Giving it to an AI to generate just makes the boilerplate more of a problem when there's a change that needs to be made to _all_ the instances of it. Even worse if the boilerplate isn't consistent between copies in the codebase.

conradfr 2 days ago | parent | next [-]

What's weird for me is that most frameworks and tools usually include generators for boilerplate code anyway so not sure why wasting tokens/money on that is valuable.

globular-toast 2 days ago | parent | prev [-]

Yeah. I'm increasingly starting to think this LLM stuff is simply the first time many programmers have been able to not write boilerplate. They didn't learn to build abstractions so essentially live on whatever platform someone else has built for them. AI is simply that new platform.

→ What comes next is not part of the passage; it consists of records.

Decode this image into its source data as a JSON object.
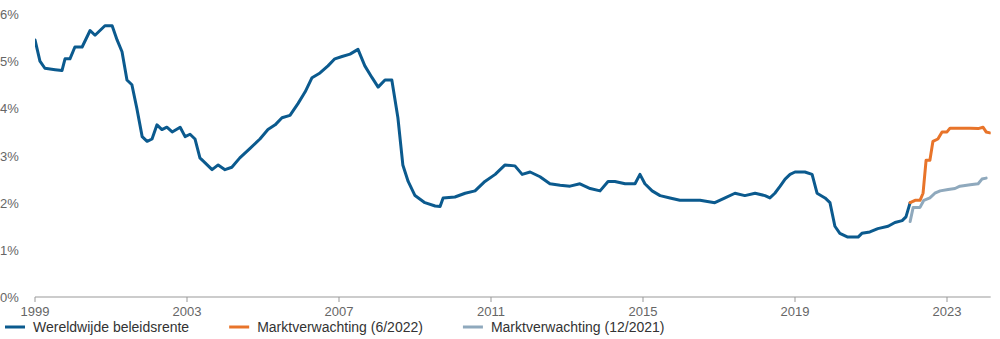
{
  "chart_data": {
    "type": "line",
    "xlim": [
      1999,
      2024.15
    ],
    "xticks": [
      1999,
      2003,
      2007,
      2011,
      2015,
      2019,
      2023
    ],
    "ylim": [
      0,
      6
    ],
    "yticks": [
      {
        "value": 0,
        "label": "0%"
      },
      {
        "value": 1,
        "label": "1%"
      },
      {
        "value": 2,
        "label": "2%"
      },
      {
        "value": 3,
        "label": "3%"
      },
      {
        "value": 4,
        "label": "4%"
      },
      {
        "value": 5,
        "label": "5%"
      },
      {
        "value": 6,
        "label": "6%"
      }
    ],
    "grid": false,
    "legend": "bottom",
    "series": [
      {
        "name": "Wereldwijde beleidsrente",
        "color": "#0b5a8e",
        "x": [
          1999.0,
          1999.13,
          1999.26,
          1999.53,
          1999.71,
          1999.79,
          1999.92,
          2000.05,
          2000.24,
          2000.45,
          2000.58,
          2000.71,
          2000.84,
          2001.03,
          2001.16,
          2001.29,
          2001.42,
          2001.55,
          2001.68,
          2001.82,
          2001.95,
          2002.08,
          2002.21,
          2002.34,
          2002.47,
          2002.61,
          2002.82,
          2002.95,
          2003.08,
          2003.21,
          2003.34,
          2003.47,
          2003.66,
          2003.82,
          2004.0,
          2004.18,
          2004.39,
          2004.66,
          2004.92,
          2005.13,
          2005.32,
          2005.5,
          2005.71,
          2005.92,
          2006.11,
          2006.29,
          2006.5,
          2006.71,
          2006.89,
          2007.08,
          2007.29,
          2007.5,
          2007.68,
          2007.87,
          2008.03,
          2008.21,
          2008.39,
          2008.55,
          2008.68,
          2008.82,
          2009.0,
          2009.26,
          2009.53,
          2009.66,
          2009.74,
          2010.05,
          2010.32,
          2010.58,
          2010.84,
          2011.11,
          2011.37,
          2011.63,
          2011.82,
          2012.03,
          2012.29,
          2012.55,
          2012.82,
          2013.08,
          2013.34,
          2013.61,
          2013.87,
          2014.08,
          2014.26,
          2014.53,
          2014.79,
          2014.92,
          2015.05,
          2015.24,
          2015.45,
          2015.71,
          2015.97,
          2016.5,
          2016.89,
          2017.16,
          2017.42,
          2017.68,
          2017.95,
          2018.21,
          2018.34,
          2018.47,
          2018.61,
          2018.74,
          2018.87,
          2019.0,
          2019.26,
          2019.45,
          2019.58,
          2019.79,
          2019.92,
          2020.05,
          2020.18,
          2020.39,
          2020.66,
          2020.76,
          2020.97,
          2021.18,
          2021.45,
          2021.63,
          2021.82,
          2021.92,
          2022.03
        ],
        "values": [
          5.45,
          5.0,
          4.85,
          4.82,
          4.8,
          5.05,
          5.05,
          5.3,
          5.3,
          5.65,
          5.55,
          5.65,
          5.75,
          5.75,
          5.45,
          5.2,
          4.6,
          4.5,
          4.0,
          3.4,
          3.3,
          3.35,
          3.65,
          3.55,
          3.6,
          3.5,
          3.6,
          3.4,
          3.45,
          3.35,
          2.95,
          2.85,
          2.7,
          2.8,
          2.7,
          2.75,
          2.95,
          3.15,
          3.35,
          3.55,
          3.65,
          3.8,
          3.85,
          4.1,
          4.35,
          4.65,
          4.75,
          4.9,
          5.05,
          5.1,
          5.15,
          5.25,
          4.9,
          4.65,
          4.45,
          4.6,
          4.6,
          3.8,
          2.8,
          2.45,
          2.15,
          2.0,
          1.93,
          1.92,
          2.1,
          2.12,
          2.2,
          2.25,
          2.45,
          2.6,
          2.8,
          2.78,
          2.6,
          2.65,
          2.55,
          2.4,
          2.37,
          2.35,
          2.4,
          2.3,
          2.25,
          2.45,
          2.45,
          2.4,
          2.4,
          2.6,
          2.4,
          2.25,
          2.15,
          2.1,
          2.05,
          2.05,
          2.0,
          2.1,
          2.2,
          2.15,
          2.2,
          2.15,
          2.1,
          2.2,
          2.35,
          2.5,
          2.6,
          2.65,
          2.65,
          2.6,
          2.2,
          2.1,
          2.0,
          1.5,
          1.35,
          1.27,
          1.27,
          1.35,
          1.38,
          1.45,
          1.5,
          1.58,
          1.62,
          1.7,
          2.0
        ]
      },
      {
        "name": "Marktverwachting (6/2022)",
        "color": "#e8742a",
        "x": [
          2022.03,
          2022.16,
          2022.29,
          2022.37,
          2022.45,
          2022.55,
          2022.63,
          2022.76,
          2022.87,
          2023.0,
          2023.08,
          2023.34,
          2023.61,
          2023.82,
          2023.95,
          2024.03,
          2024.13
        ],
        "values": [
          2.0,
          2.05,
          2.05,
          2.2,
          2.9,
          2.9,
          3.3,
          3.35,
          3.5,
          3.5,
          3.58,
          3.58,
          3.58,
          3.57,
          3.6,
          3.5,
          3.48
        ]
      },
      {
        "name": "Marktverwachting (12/2021)",
        "color": "#8fa9bd",
        "x": [
          2022.03,
          2022.11,
          2022.29,
          2022.39,
          2022.55,
          2022.68,
          2022.82,
          2023.03,
          2023.21,
          2023.34,
          2023.61,
          2023.82,
          2023.92,
          2024.03
        ],
        "values": [
          1.6,
          1.9,
          1.9,
          2.05,
          2.1,
          2.2,
          2.25,
          2.28,
          2.3,
          2.35,
          2.38,
          2.4,
          2.5,
          2.52
        ]
      }
    ]
  }
}
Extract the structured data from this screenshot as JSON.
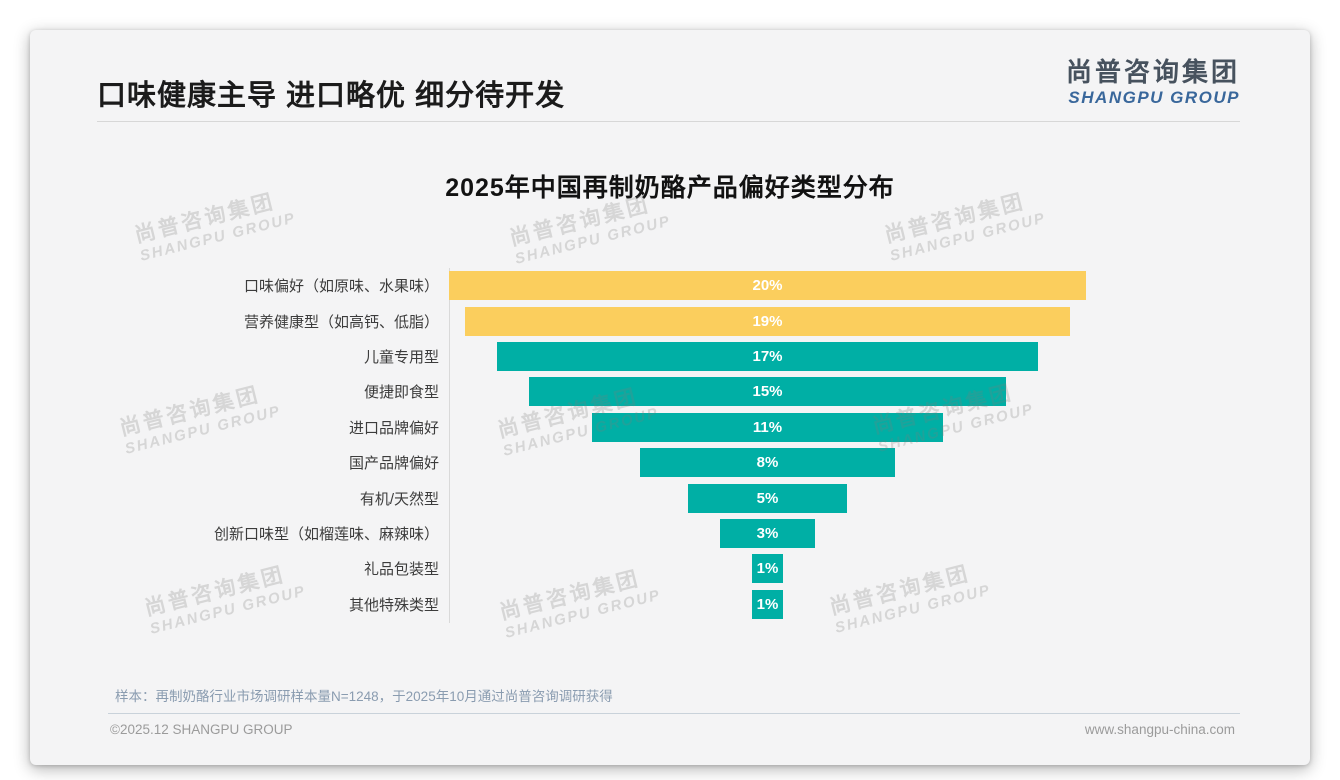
{
  "page": {
    "title": "口味健康主导 进口略优 细分待开发",
    "logo": {
      "cn": "尚普咨询集团",
      "en": "SHANGPU GROUP"
    },
    "watermark": {
      "cn": "尚普咨询集团",
      "en": "SHANGPU GROUP"
    }
  },
  "colors": {
    "accent_yellow": "#FBCE5D",
    "accent_teal": "#00AFA5",
    "logo_blue": "#39679B",
    "slide_bg": "#F4F4F5"
  },
  "chart_data": {
    "type": "bar",
    "variant": "centered-funnel",
    "title": "2025年中国再制奶酪产品偏好类型分布",
    "categories": [
      "口味偏好（如原味、水果味）",
      "营养健康型（如高钙、低脂）",
      "儿童专用型",
      "便捷即食型",
      "进口品牌偏好",
      "国产品牌偏好",
      "有机/天然型",
      "创新口味型（如榴莲味、麻辣味）",
      "礼品包装型",
      "其他特殊类型"
    ],
    "values": [
      20,
      19,
      17,
      15,
      11,
      8,
      5,
      3,
      1,
      1
    ],
    "unit": "%",
    "bar_colors": [
      "#FBCE5D",
      "#FBCE5D",
      "#00AFA5",
      "#00AFA5",
      "#00AFA5",
      "#00AFA5",
      "#00AFA5",
      "#00AFA5",
      "#00AFA5",
      "#00AFA5"
    ],
    "xlim": [
      0,
      20
    ],
    "value_label_color": "#FFFFFF",
    "legend": null,
    "grid": false
  },
  "footnote": "样本：再制奶酪行业市场调研样本量N=1248，于2025年10月通过尚普咨询调研获得",
  "footer": {
    "left": "©2025.12 SHANGPU GROUP",
    "right": "www.shangpu-china.com"
  }
}
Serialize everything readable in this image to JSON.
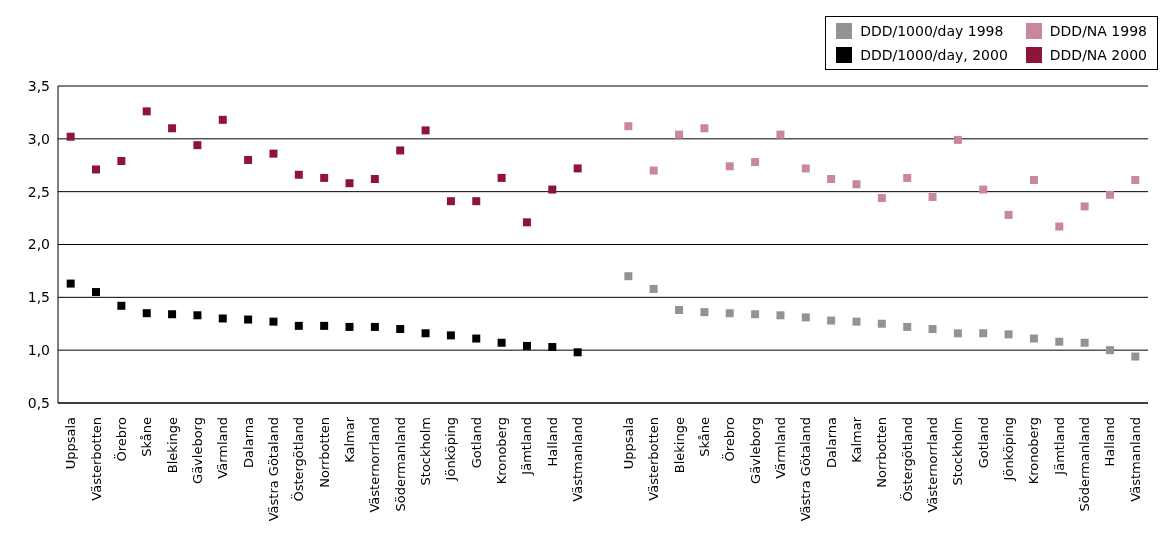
{
  "chart_data": {
    "type": "scatter",
    "marker": "square",
    "grid": "y",
    "legend": "top right",
    "categories": [
      "Uppsala",
      "Västerbotten",
      "Örebro",
      "Skåne",
      "Blekinge",
      "Gävleborg",
      "Värmland",
      "Dalarna",
      "Västra Götaland",
      "Östergötland",
      "Norrbotten",
      "Kalmar",
      "Västernorrland",
      "Södermanland",
      "Stockholm",
      "Jönköping",
      "Gotland",
      "Kronoberg",
      "Jämtland",
      "Halland",
      "Västmanland",
      null,
      "Uppsala",
      "Västerbotten",
      "Blekinge",
      "Skåne",
      "Örebro",
      "Gävleborg",
      "Värmland",
      "Västra Götaland",
      "Dalarna",
      "Kalmar",
      "Norrbotten",
      "Östergötland",
      "Västernorrland",
      "Stockholm",
      "Gotland",
      "Jönköping",
      "Kronoberg",
      "Jämtland",
      "Södermanland",
      "Halland",
      "Västmanland"
    ],
    "ylim": [
      0.5,
      3.5
    ],
    "yticks": [
      {
        "value": 0.5,
        "label": "0,5"
      },
      {
        "value": 1.0,
        "label": "1,0"
      },
      {
        "value": 1.5,
        "label": "1,5"
      },
      {
        "value": 2.0,
        "label": "2,0"
      },
      {
        "value": 2.5,
        "label": "2,5"
      },
      {
        "value": 3.0,
        "label": "3,0"
      },
      {
        "value": 3.5,
        "label": "3,5"
      }
    ],
    "series": [
      {
        "name": "DDD/1000/day 1998",
        "color": "#939393",
        "values": [
          null,
          null,
          null,
          null,
          null,
          null,
          null,
          null,
          null,
          null,
          null,
          null,
          null,
          null,
          null,
          null,
          null,
          null,
          null,
          null,
          null,
          null,
          1.7,
          1.58,
          1.38,
          1.36,
          1.35,
          1.34,
          1.33,
          1.31,
          1.28,
          1.27,
          1.25,
          1.22,
          1.2,
          1.16,
          1.16,
          1.15,
          1.11,
          1.08,
          1.07,
          1.0,
          0.94
        ]
      },
      {
        "name": "DDD/NA 1998",
        "color": "#c9879b",
        "values": [
          null,
          null,
          null,
          null,
          null,
          null,
          null,
          null,
          null,
          null,
          null,
          null,
          null,
          null,
          null,
          null,
          null,
          null,
          null,
          null,
          null,
          null,
          3.12,
          2.7,
          3.04,
          3.1,
          2.74,
          2.78,
          3.04,
          2.72,
          2.62,
          2.57,
          2.44,
          2.63,
          2.45,
          2.99,
          2.52,
          2.28,
          2.61,
          2.17,
          2.36,
          2.47,
          2.61
        ]
      },
      {
        "name": "DDD/1000/day, 2000",
        "color": "#000000",
        "values": [
          1.63,
          1.55,
          1.42,
          1.35,
          1.34,
          1.33,
          1.3,
          1.29,
          1.27,
          1.23,
          1.23,
          1.22,
          1.22,
          1.2,
          1.16,
          1.14,
          1.11,
          1.07,
          1.04,
          1.03,
          0.98,
          null,
          null,
          null,
          null,
          null,
          null,
          null,
          null,
          null,
          null,
          null,
          null,
          null,
          null,
          null,
          null,
          null,
          null,
          null,
          null,
          null,
          null
        ]
      },
      {
        "name": "DDD/NA 2000",
        "color": "#8e1538",
        "values": [
          3.02,
          2.71,
          2.79,
          3.26,
          3.1,
          2.94,
          3.18,
          2.8,
          2.86,
          2.66,
          2.63,
          2.58,
          2.62,
          2.89,
          3.08,
          2.41,
          2.41,
          2.63,
          2.21,
          2.52,
          2.72,
          null,
          null,
          null,
          null,
          null,
          null,
          null,
          null,
          null,
          null,
          null,
          null,
          null,
          null,
          null,
          null,
          null,
          null,
          null,
          null,
          null,
          null
        ]
      }
    ]
  }
}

I'm lazy af. I have not been manually typing up boilerplate for the past 15 years. I use computers to do repetitive tasks. LLMs are good at some of them, but it's just another tool in the box for me. For some it seems like their first and only one.

What I can't understand is how people are ok with all that typing that you still have to do just going into /dev/null while only some translation of what you wrote ends up in the codebase. That one makes me even less likely to want to type. At least if I'm writing source code I know it's going into the repository directly.

skydhash 2 days ago | parent [-]

The one thing I’m always suspicious about is the actual mastery (programming language and computer usage) involved. You never see anyon describe the context of what they’ve been doing pre-llm.